To make it worse, most job seekers are wanting as far as interpersonal and soft skills are concerned. Most people can only work with a team on their curriculum vitae. Most people do not understand the power of teamwork, and stupidly treat their colleagues as competitors, and sometimes sabotage at will the efforts of others. Especially those suffering from a superiority complex tend to mistreat those who are new and junior at work. They feel like those fresh on duty should be able to handle with the precision of a maestro what they themselves got acquainted with after conflicts and attempts. Who wants to employ someone who cannot work harmoniously and productively with others? Not me!
Executive abilities are very important qualifications. They convinced somebody who doesn’t know you well to trust you with duties and opportunities. But there is more to a successful career path than that. Much more is dependent on adaptability and character. No one wants to have their company run by a bunch of slothful revelrous employees. No one wants to trust their hard-earned empire with men and women with no moral vertebral column, who will end up leading them to bankruptcy. No one wants to have a crook who doesn’t understand the power of a team in their company.

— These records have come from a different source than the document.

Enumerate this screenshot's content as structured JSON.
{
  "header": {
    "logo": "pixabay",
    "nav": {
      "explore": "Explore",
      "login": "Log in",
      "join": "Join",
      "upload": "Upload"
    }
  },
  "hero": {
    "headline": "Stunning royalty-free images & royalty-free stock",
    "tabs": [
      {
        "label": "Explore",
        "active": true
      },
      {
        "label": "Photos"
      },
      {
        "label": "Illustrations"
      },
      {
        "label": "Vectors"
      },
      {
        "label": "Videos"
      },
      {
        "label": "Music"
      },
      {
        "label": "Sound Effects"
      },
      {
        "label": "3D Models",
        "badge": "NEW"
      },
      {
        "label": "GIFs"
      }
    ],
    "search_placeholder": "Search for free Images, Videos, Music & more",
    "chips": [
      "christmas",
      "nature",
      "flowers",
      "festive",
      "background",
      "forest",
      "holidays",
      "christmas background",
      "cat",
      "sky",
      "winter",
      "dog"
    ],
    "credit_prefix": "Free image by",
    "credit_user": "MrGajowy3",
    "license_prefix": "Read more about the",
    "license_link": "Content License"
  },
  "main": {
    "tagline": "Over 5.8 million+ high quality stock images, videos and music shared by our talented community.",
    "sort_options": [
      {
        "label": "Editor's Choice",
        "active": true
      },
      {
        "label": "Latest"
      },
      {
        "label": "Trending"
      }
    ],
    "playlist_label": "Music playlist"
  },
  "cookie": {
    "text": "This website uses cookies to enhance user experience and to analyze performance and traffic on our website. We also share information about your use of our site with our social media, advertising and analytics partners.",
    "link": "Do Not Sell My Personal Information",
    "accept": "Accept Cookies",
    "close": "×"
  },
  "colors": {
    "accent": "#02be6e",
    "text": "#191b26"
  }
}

With intimidating academic papers and even something good on top in the form of professional certifications, you will not be able to acquire meaningful employment opportunities if you cannot learn the golden rule of adaptability and character. You are simply unemployable if you cannot maximize the shareholders’ equity and customers’ welfare. Employability goes beyond good papers, which are equally important. After learning a trade, take a course that is not offered anywhere—a certificate in employability. Work on your character and soft skills. Work on your attitude and interpersonal skills. Learn how to work with others. This will translate into a wow to your clients, colleagues, and boss.
Being a nice human will make a difference when a degree and professional certificates have forced a tie.